Vagnozzi al ‘Million Dollar 1 Point Slam’: il coach di Sinner eliminato senza toccare la pallina
Eliminato e senza toccare palla, povero Vagnozzi. Tra i tanti partecipanti a “Million Dollar 1 Point Slam”, divertente torneo per professionisti e dilettanti insieme, in programma alla vigilia degli Australian Open, c’era anche uno degli allenatori di Jannik Sinner: Simone Vagnozzi, 42 anni, che da tennista nel 2011 aveva raggiunto la posizione numero 161 del ranking Atp (in quell’aprile di quasi 15 anni fa, a Barcellona, aveva superato prima Fognini e poi Monaco, per poi arrendersi a Juan Carlos Ferrero, fino all’altro giorno tecnico di Alcaraz) è stato sconfitto al secondo turno dall’australiano Calum Puttergill (279 Atp), dopo aver superato nella partita d’esordio il dilettante Luke Saville.

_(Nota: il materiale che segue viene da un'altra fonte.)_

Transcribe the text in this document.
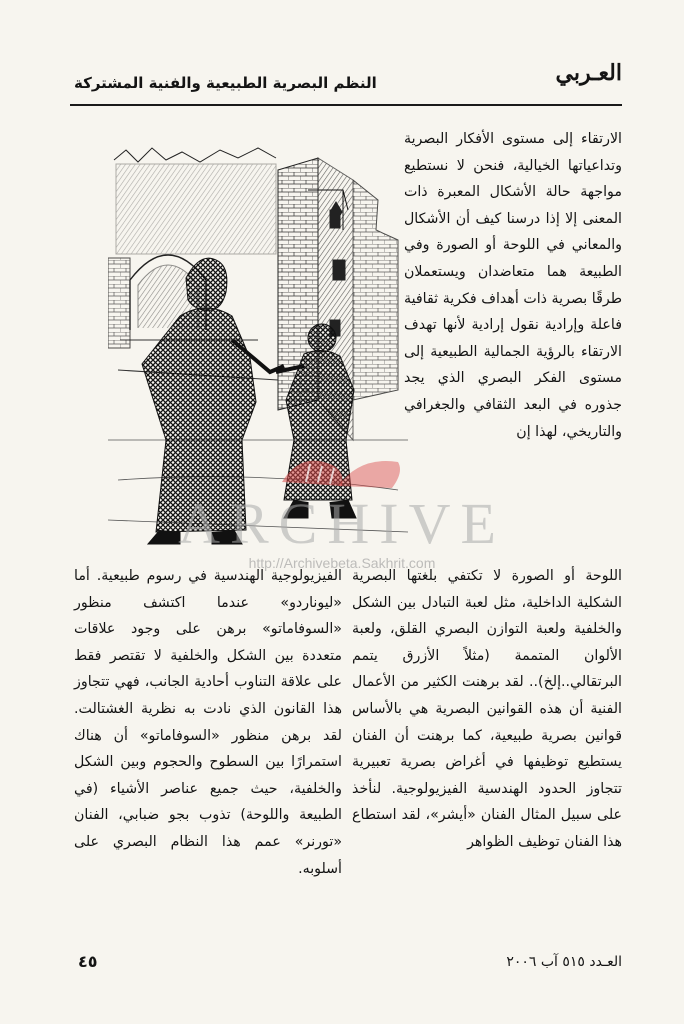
العـربي
النظم البصرية الطبيعية والفنية المشتركة
ARCHIVE
http://Archivebeta.Sakhrit.com

الارتقاء إلى مستوى الأفكار البصرية وتداعياتها الخيالية، فنحن لا نستطيع مواجهة حالة الأشكال المعبرة ذات المعنى إلا إذا درسنا كيف أن الأشكال والمعاني في اللوحة أو الصورة وفي الطبيعة هما متعاضدان ويستعملان طرقًا بصرية ذات أهداف فكرية ثقافية فاعلة وإرادية نقول إرادية لأنها تهدف الارتقاء بالرؤية الجمالية الطبيعية إلى مستوى الفكر البصري الذي يجد جذوره في البعد الثقافي والجغرافي والتاريخي، لهذا إن

اللوحة أو الصورة لا تكتفي بلغتها البصرية الشكلية الداخلية، مثل لعبة التبادل بين الشكل والخلفية ولعبة التوازن البصري القلق، ولعبة الألوان المتممة (مثلاً الأزرق يتمم البرتقالي..إلخ).. لقد برهنت الكثير من الأعمال الفنية أن هذه القوانين البصرية هي بالأساس قوانين بصرية طبيعية، كما برهنت أن الفنان يستطيع توظيفها في أغراض بصرية تعبيرية تتجاوز الحدود الهندسية الفيزيولوجية. لنأخذ على سبيل المثال الفنان «أيشر»، لقد استطاع هذا الفنان توظيف الظواهر

الفيزيولوجية الهندسية في رسوم طبيعية. أما «ليوناردو» عندما اكتشف منظور «السوفاماتو» برهن على وجود علاقات متعددة بين الشكل والخلفية لا تقتصر فقط على علاقة التناوب أحادية الجانب، فهي تتجاوز هذا القانون الذي نادت به نظرية الغشتالت. لقد برهن منظور «السوفاماتو» أن هناك استمرارًا بين السطوح والحجوم وبين الشكل والخلفية، حيث جميع عناصر الأشياء (في الطبيعة واللوحة) تذوب بجو ضبابي، الفنان «تورنر» عمم هذا النظام البصري على أسلوبه.

العـدد ٥١٥ آب ٢٠٠٦
٤٥
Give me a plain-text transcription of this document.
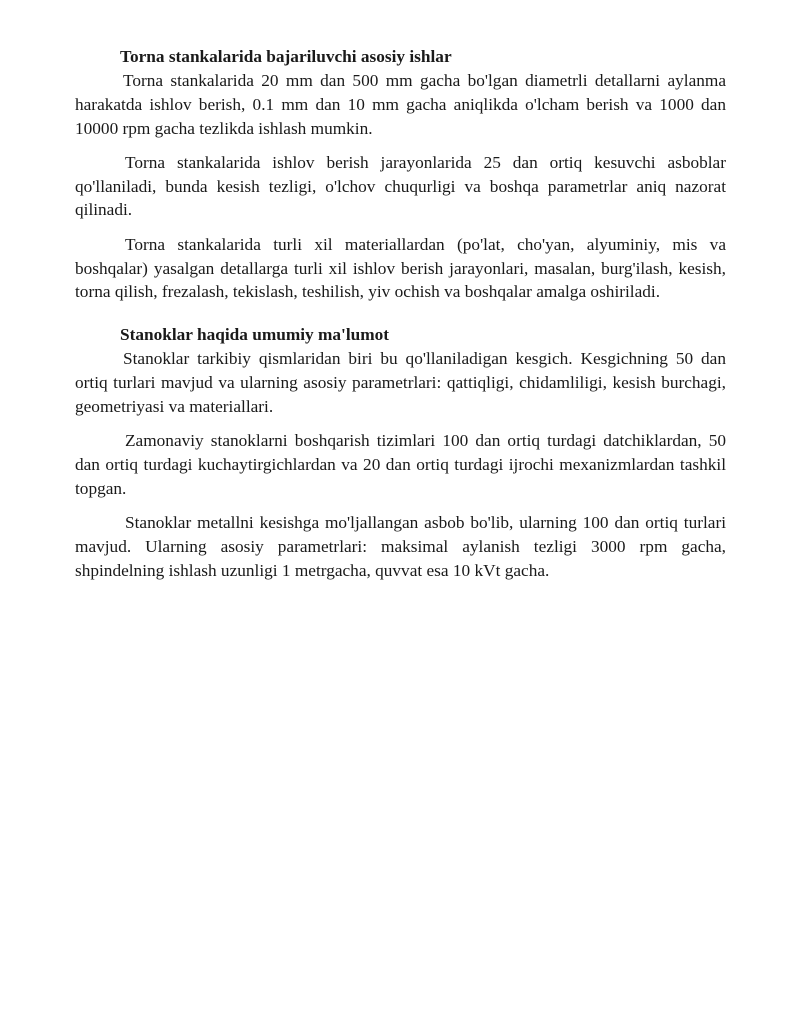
Torna stankalarida bajariluvchi asosiy ishlar

Torna stankalarida 20 mm dan 500 mm gacha bo'lgan diametrli detallarni aylanma harakatda ishlov berish, 0.1 mm dan 10 mm gacha aniqlikda o'lcham berish va 1000 dan 10000 rpm gacha tezlikda ishlash mumkin.

Torna stankalarida ishlov berish jarayonlarida 25 dan ortiq kesuvchi asboblar qo'llaniladi, bunda kesish tezligi, o'lchov chuqurligi va boshqa parametrlar aniq nazorat qilinadi.

Torna stankalarida turli xil materiallardan (po'lat, cho'yan, alyuminiy, mis va boshqalar) yasalgan detallarga turli xil ishlov berish jarayonlari, masalan, burg'ilash, kesish, torna qilish, frezalash, tekislash, teshilish, yiv ochish va boshqalar amalga oshiriladi.

Stanoklar haqida umumiy ma'lumot

Stanoklar tarkibiy qismlaridan biri bu qo'llaniladigan kesgich. Kesgichning 50 dan ortiq turlari mavjud va ularning asosiy parametrlari: qattiqligi, chidamliligi, kesish burchagi, geometriyasi va materiallari.

Zamonaviy stanoklarni boshqarish tizimlari 100 dan ortiq turdagi datchiklardan, 50 dan ortiq turdagi kuchaytirgichlardan va 20 dan ortiq turdagi ijrochi mexanizmlardan tashkil topgan.

Stanoklar metallni kesishga mo'ljallangan asbob bo'lib, ularning 100 dan ortiq turlari mavjud. Ularning asosiy parametrlari: maksimal aylanish tezligi 3000 rpm gacha, shpindelning ishlash uzunligi 1 metrgacha, quvvat esa 10 kVt gacha.
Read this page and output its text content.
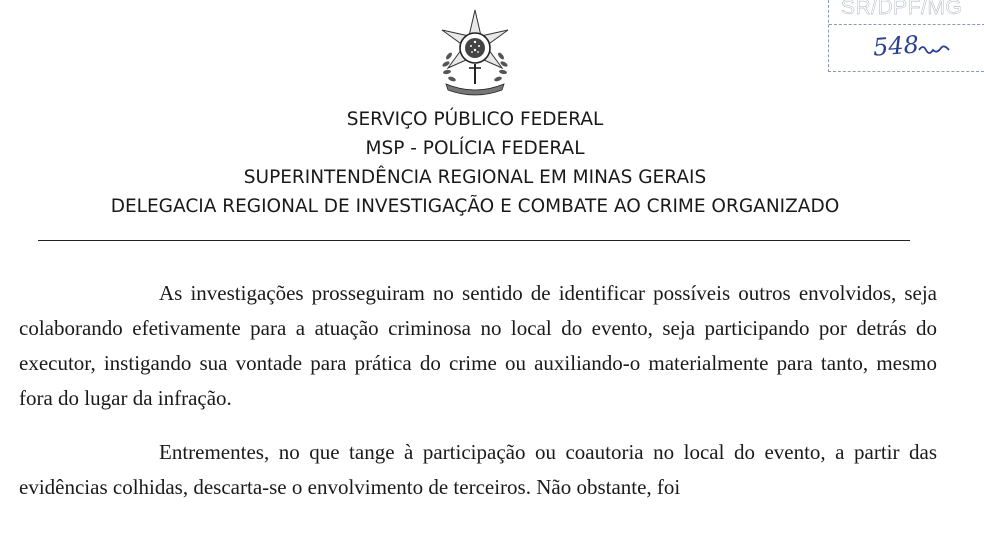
SR/DPF/MG
548
SERVIÇO PÚBLICO FEDERAL
MSP - POLÍCIA FEDERAL
SUPERINTENDÊNCIA REGIONAL EM MINAS GERAIS
DELEGACIA REGIONAL DE INVESTIGAÇÃO E COMBATE AO CRIME ORGANIZADO

As investigações prosseguiram no sentido de identificar possíveis outros envolvidos, seja colaborando efetivamente para a atuação criminosa no local do evento, seja participando por detrás do executor, instigando sua vontade para prática do crime ou auxiliando-o materialmente para tanto, mesmo fora do lugar da infração.

Entrementes, no que tange à participação ou coautoria no local do evento, a partir das evidências colhidas, descarta-se o envolvimento de terceiros. Não obstante, foi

Come funziona il ‘Million Dollar 1 Point Slam’
Vale la pena raccontare le regole di questa originale manifestazione, che mercoledì sera vivrà il suo momento clou con 22 professionisti (ci saranno anche Alcaraz e Sinner) e 10 dilettanti dei club locali ad affrontarsi nella Rod Laver Arena: le partite sono da un solo punto, chi vince passa al turno successivo, non c’è sorteggio ma batte chi la spunta a morra cinese (“carta-forbice-sasso”). Il montepremi – un milione di dollari australiani, appunto: circa 575.000 euro – se lo prende tutto il vincitore finale. Questa è la fase delle qualificazioni. E Vagnozzi non è mai riuscito a colpire la pallina perché nel primo turno Saville ha commesso un doppio fallo, nel secondo Puttergill ha piazzato un servizio vincente. Pazienza, sarà per la prossima volta.
Qualificazioni Australian Open
Nel frattempo gli Australian Open sono partiti sul serio con le qualificazioni, che vedevano impegnati diversi italiani: nel singolare maschile hanno passato il primo turno Francesco Passaro (7-6, 6-4 con l’estone Lajal), Giulio Zeppieri (6-3, 6-3 al francese Added), fuori invece Andrea Pellegrino (battuto dall’australiano Sweeny 6-2, 4-6, 6-3). Nel femminile, semaforo verde per Lucia Bronzetti (6-0, 6-7, 6-1 con la spagnola Bolsova Zadoinov), niente da fare per Nuria Brancaccio (7-5, 4-6, 7-5 con la statunitense Stoiana) e Camilla Rosatello (6-3, 6-2 con la lituana Mikulskyte).